Please don’t say the evidence for N95 use is not strong. What evidence do you need more? Infected health care workers numbers? It’s a small financial investment that would potentially safe a few health care workers from being sick or being furloughed. Not for everyone, just for the high risk activities on covid unknown or covid negative patients. Melbourne today is not where Australia was back in April. We are geographically high risk now for the next few weeks/months.

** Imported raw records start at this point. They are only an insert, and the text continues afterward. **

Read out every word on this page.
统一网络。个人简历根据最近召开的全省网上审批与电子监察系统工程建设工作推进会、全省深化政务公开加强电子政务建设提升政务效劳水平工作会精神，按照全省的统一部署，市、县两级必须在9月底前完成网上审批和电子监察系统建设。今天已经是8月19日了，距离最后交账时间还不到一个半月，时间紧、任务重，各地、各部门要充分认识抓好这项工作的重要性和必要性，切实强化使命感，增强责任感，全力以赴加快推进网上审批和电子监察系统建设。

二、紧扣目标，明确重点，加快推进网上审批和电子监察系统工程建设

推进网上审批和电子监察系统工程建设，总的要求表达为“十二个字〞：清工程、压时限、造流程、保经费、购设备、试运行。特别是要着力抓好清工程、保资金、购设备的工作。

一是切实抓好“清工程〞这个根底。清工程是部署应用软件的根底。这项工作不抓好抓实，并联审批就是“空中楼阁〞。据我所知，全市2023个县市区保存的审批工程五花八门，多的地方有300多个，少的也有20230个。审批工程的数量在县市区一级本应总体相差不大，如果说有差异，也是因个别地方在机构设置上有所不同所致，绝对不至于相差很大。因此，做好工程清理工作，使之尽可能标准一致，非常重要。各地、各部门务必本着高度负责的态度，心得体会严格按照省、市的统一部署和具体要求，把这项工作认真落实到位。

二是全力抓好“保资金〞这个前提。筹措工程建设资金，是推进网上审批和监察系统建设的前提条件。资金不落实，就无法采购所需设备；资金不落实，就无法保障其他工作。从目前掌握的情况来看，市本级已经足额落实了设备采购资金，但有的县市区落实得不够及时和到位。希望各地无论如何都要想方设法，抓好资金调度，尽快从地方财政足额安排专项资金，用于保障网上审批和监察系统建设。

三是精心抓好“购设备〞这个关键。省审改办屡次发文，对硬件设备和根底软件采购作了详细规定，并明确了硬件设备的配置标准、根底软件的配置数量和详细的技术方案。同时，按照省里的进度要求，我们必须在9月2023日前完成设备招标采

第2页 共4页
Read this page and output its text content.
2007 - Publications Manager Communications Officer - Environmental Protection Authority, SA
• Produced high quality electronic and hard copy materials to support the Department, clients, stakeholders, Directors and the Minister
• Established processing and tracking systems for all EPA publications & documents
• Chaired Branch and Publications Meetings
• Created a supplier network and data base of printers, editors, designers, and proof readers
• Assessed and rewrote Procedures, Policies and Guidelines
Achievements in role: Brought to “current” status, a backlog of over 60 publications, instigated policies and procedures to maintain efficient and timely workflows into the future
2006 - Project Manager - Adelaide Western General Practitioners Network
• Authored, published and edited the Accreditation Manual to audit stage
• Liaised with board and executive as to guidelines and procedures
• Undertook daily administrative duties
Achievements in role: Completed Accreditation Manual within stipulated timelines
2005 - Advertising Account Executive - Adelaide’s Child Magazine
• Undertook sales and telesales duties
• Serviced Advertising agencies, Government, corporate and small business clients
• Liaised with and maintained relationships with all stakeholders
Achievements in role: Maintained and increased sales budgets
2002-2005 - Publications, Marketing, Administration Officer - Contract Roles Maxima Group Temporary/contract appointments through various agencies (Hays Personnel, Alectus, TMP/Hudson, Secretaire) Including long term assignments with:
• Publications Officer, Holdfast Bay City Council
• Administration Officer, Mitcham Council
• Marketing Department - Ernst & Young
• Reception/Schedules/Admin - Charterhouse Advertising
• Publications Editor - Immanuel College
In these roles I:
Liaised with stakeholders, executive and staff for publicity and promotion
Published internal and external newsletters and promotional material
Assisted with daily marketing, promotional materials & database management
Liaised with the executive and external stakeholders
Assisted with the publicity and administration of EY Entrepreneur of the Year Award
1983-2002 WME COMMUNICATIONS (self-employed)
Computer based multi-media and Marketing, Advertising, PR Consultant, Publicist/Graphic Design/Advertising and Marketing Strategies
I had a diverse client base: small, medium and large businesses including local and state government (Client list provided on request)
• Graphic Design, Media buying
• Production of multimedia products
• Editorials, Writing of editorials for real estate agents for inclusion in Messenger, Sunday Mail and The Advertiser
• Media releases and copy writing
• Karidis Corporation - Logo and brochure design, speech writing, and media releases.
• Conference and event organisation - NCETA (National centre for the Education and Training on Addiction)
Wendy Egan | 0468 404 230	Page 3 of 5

I know I’m not a clever Public Health or Infectious Disease Physician who can interpret all sorts of epidemiological data, graphs and modelling. I am just a foot soldier on the front lines in people’s noses and mouths every single day. I hope requesting a mask from a hospital will not be met with resistance “Because the protocol says no.” My team down the bottom of the ladder here just need to know that we are valued enough that even an N95 is worth giving to us. We just want to go home safely to our families.


American Guidelines.

Canadian Guidelines.

UK Guidelines.

Australian Guidelines.

High-Risk Aerosol Generating Procedures in COVID-19: Respiratory Protective Equipment Considerations.

Aerosol-generating otolaryngology procedures and the need for enhanced PPE during the COVID-19 pandemic: a literature review.

International Registry of Otolaryngologist ‐ Head and Neck Surgeons with COVID‐19.

 UPDATE 12th August 2020.

As of Monday 10th August, the Australian Society of Otolaryngology Head & Neck Surgery have upgraded their advice in line with the Federal Health Department Recommendations. N95 for AGPs.

The Victorian DHHS so far has not changed their advice (No N95 for AGP, covid clinic or hotel quarantine staff).